Saturday, October 24, 2009

Ruminations on changing band line ups.

If a band has only a single original member remaining in the lineup, who is not the front man, can that band still refer to themselves by the name they were founded with?  I don't know that I have the answer to this, but it's a question that has been troubling me since I saw the recent Guitar World with Lynyrd Skynyrd on the cover.  At this point in time, Gary Rossington, one of three guitarists, is the only founding member of the band who is still alive.  Yes, Ronnie Van Zant was replaced by his brother Johnny, and current guitarist Ricky Medlocke played drums with the band in an early incarnation before fronting Blackfoot (the poor-man's Skynyrd), but is the band still really Lynyrd Skynyrd? 

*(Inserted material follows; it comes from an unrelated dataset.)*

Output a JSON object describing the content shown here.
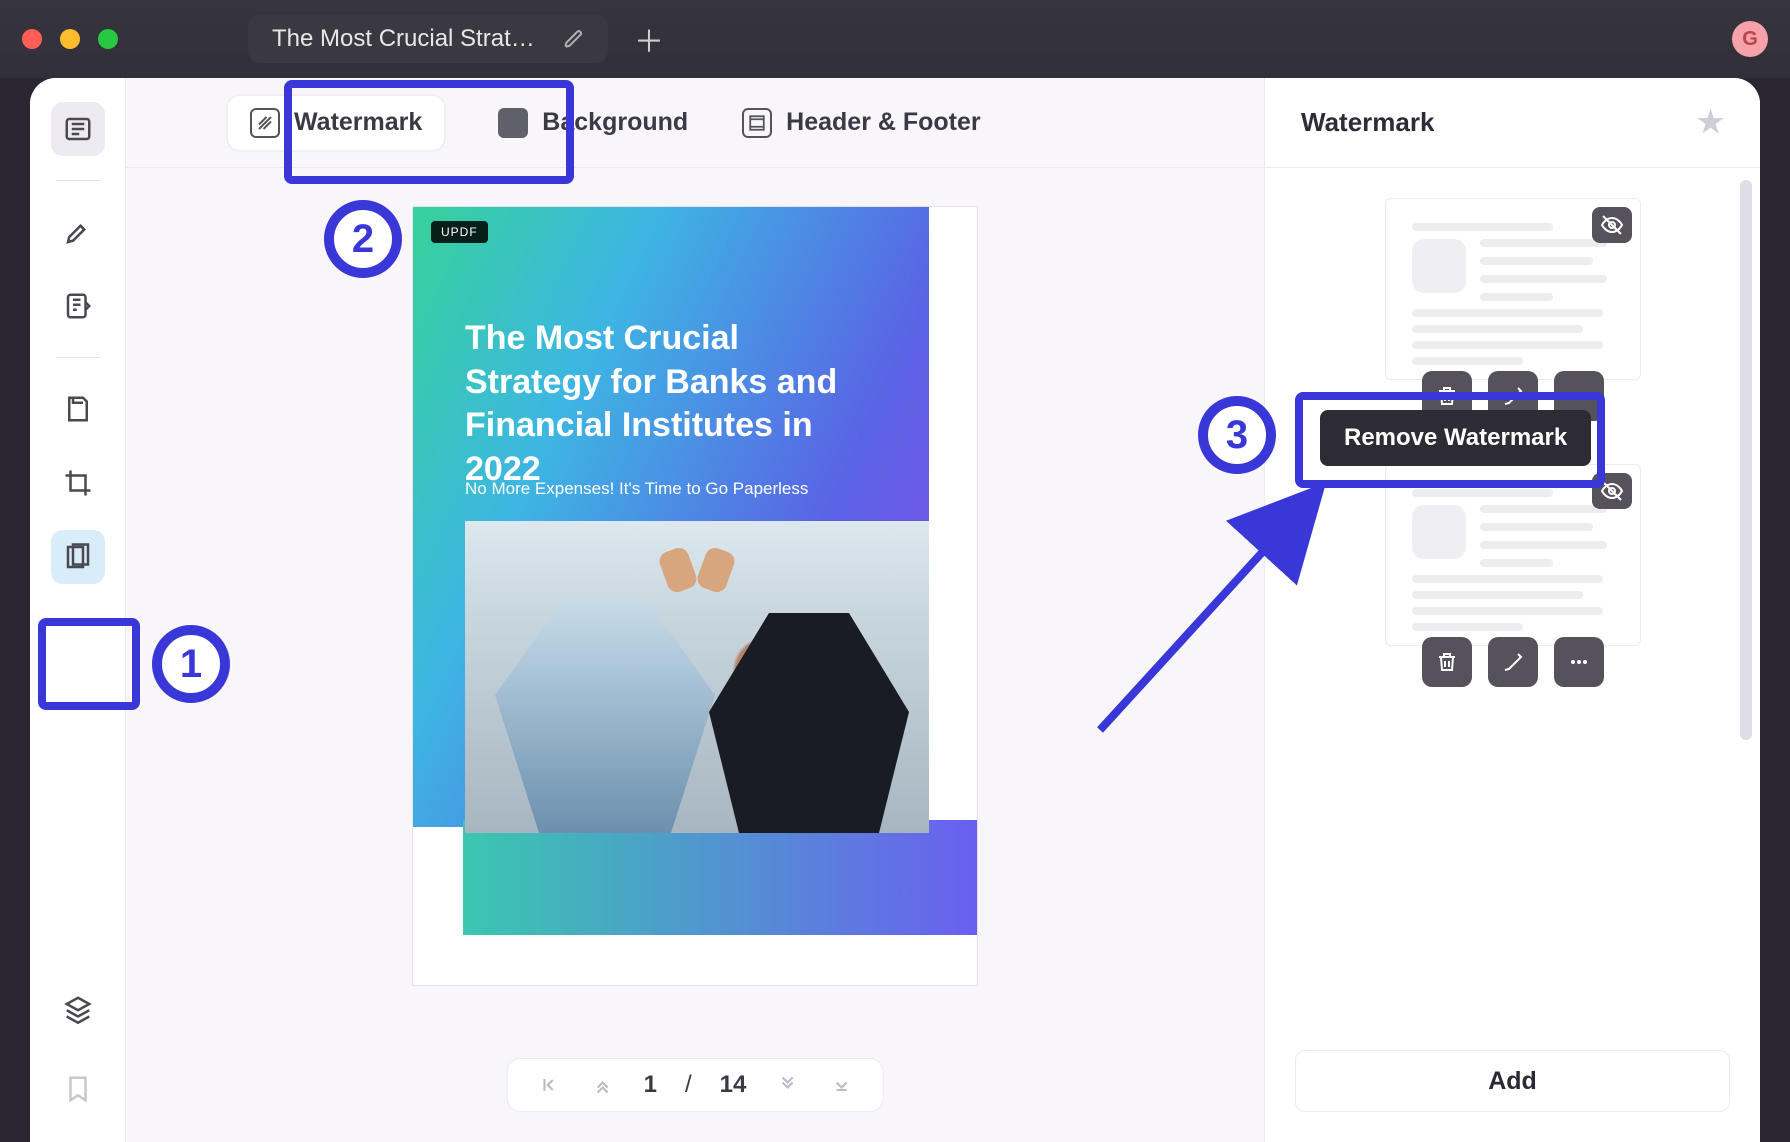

Some of the guys in the band now, have been playing with them for about a decade, making them official members of the band.  So, if Gary Rossington dies, does Skynyrd carry on under the familiar Confederate banner?  By a similar line of questioning, what if the original front man - who embodied the overall vibe of the band - is gone, but the other sidemen carry on under the name.  The prime example would be Thin Lizzy.  Phil Lynott WAS Thin Lizzy.  He wrote the songs, his personality carried the band.  So in his passing, the remaining members may be better off calling themselves Thin Lizzy Tribute?

What if Trent Reznor carries Nine Inch Nails for the next 10 years with the exact same lineup, making his sidemen official members of the band, including them in songwriting duties and granting them carte blanche to represent the band individually in interviews.  The Trent decides to call it quits, but the rest of the guys stay together.   Can they still be Nine Inch Nails?